2. Establish Emotional-Health-Friendly Schools

These are schools in which:

  • Each parent and teacher receives a free copy of How To Raise Emotionally Healthy Children from the sponsoring school. Parents are encouraged to read the book, implement the concepts in the daily interactions with their children, and offered the opportunity to join parent support groups based on the concepts in the book.
  • Teachers read the book, implement the concepts in their classrooms, recommend to parents participation in support groups, conduct parent orientations, keep a journal, confer with individual parents as necessary.

3. Establish Emotional-Health-Friendly Cities

  • (Phase 1) The book is provided to all parents and teachers of children from pre-school through high school, at little or no cost to the city.
  • (Phase 2) At least one school district will establish a model emotional-health-friendly school at every level of education—pre-school, elementary school, middle school, and high school.
  • (Phase 3) The model school district will initiate a longitudinal, school research program measuring impact on student academic achievement, and also risk behavior—e.g., attendance, dropouts, violence, drugs—through a partnership with a University and/or private research institution.

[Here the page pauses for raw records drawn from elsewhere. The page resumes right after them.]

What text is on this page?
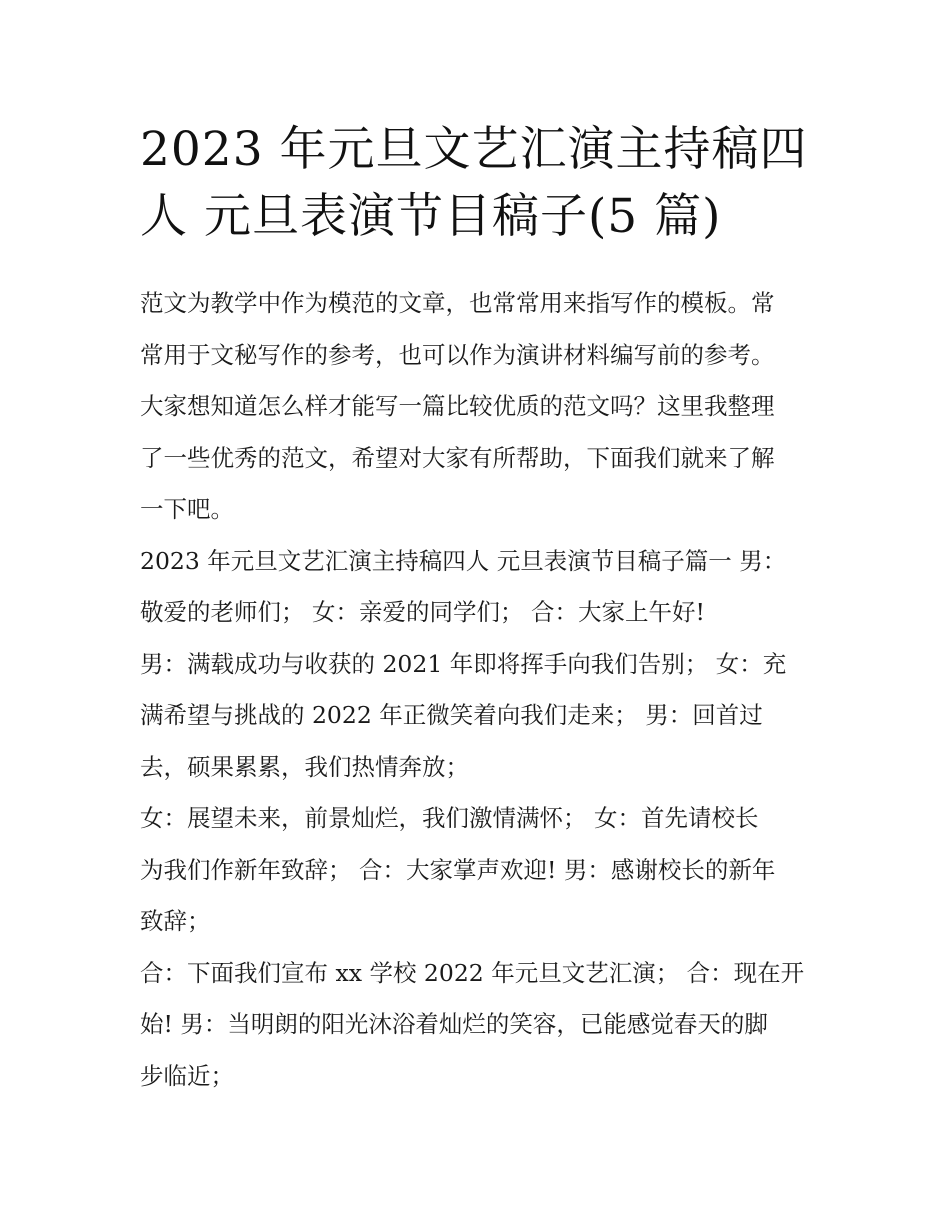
2023 年元旦文艺汇演主持稿四
人 元旦表演节目稿子(5 篇)
范文为教学中作为模范的文章，也常常用来指写作的模板。常
常用于文秘写作的参考，也可以作为演讲材料编写前的参考。
大家想知道怎么样才能写一篇比较优质的范文吗？这里我整理
了一些优秀的范文，希望对大家有所帮助，下面我们就来了解
一下吧。
2023 年元旦文艺汇演主持稿四人 元旦表演节目稿子篇一 男：
敬爱的老师们； 女：亲爱的同学们； 合：大家上午好!
男：满载成功与收获的 2021 年即将挥手向我们告别； 女：充
满希望与挑战的 2022 年正微笑着向我们走来； 男：回首过
去，硕果累累，我们热情奔放；
女：展望未来，前景灿烂，我们激情满怀； 女：首先请校长
为我们作新年致辞； 合：大家掌声欢迎! 男：感谢校长的新年
致辞；
合：下面我们宣布 xx 学校 2022 年元旦文艺汇演； 合：现在开
始! 男：当明朗的阳光沐浴着灿烂的笑容，已能感觉春天的脚
步临近；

4. Prepare the Next Generation of Parents

  • Assist high schools and colleges in providing students—our next generation of parents—with opportunities to attend seminars and courses on emotional health and parent/child relations. (We have conducted seminars with high school and college students which have included reading the book, writing book reports, and discussing the material in class. The reactions of students have been very positive about receiving this information. They have felt that the information would be valuable to them when they get married and have their own children—also in present relations with their parents and male and female peers.)
  • Encourage college teacher-education programs to require all students majoring in Education to receive some instruction regarding the emotional needs of children and parent-child relations.